The technology may provide a brand new tool for the emerging field of nanoscience because the "cool" electrons produced will enable more precise x-ray probes of ultra-small structures. Both the essence of the concept and the proof-of-principle experiment performed at the ATF are described in an upcoming publication in Physical Review Letters.
"This is the first experimental evidence that energy can be transferred from excited atoms/molecules to free electrons in a coherent way," said Samer Banna, a co-author on the paper with Levi Schächter and Valery Berezovsky. "In other words, this is the first demonstration of coherent collisions of the second kind."
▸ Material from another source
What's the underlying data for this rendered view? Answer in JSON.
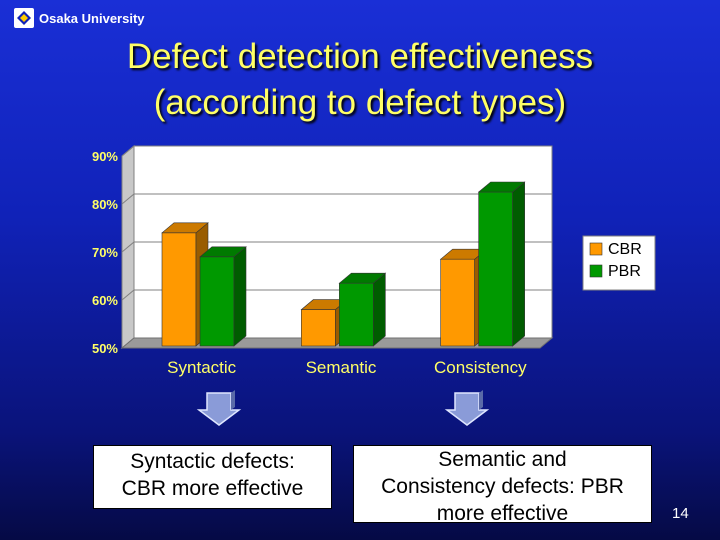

A collision of the second kind takes place when a moving electron collides with an excited atom/molecule and energy is transferred from the latter to the former. In coherent collisions, the energy transfer due to multiple collisions may significantly increase the kinetic energy of the moving electrons.
The researchers have shown that energy stored in a carbon dioxide (CO2) mixture is transferred directly to an electron beam, which was initially bunched by the powerful ATF CO2 laser in order to ensure significant energy transfer. Each accelerated electron has undergone roughly two million collisions with excited CO2 molecules, generating no heat in the process.
Banna explained the PASER and LASER analogy: "In the latter case, photons traveling through an active medium stimulate the excited atoms, which release their energy in the form of additional photons," he said. "In the PASER experiment, the active medium surrenders its energy directly to the electrons."
Although the effect observed in this proof-of-principle experiment is modest, Banna emphasized that future PASER experiments will aim to significantly increase the gain in acceleration.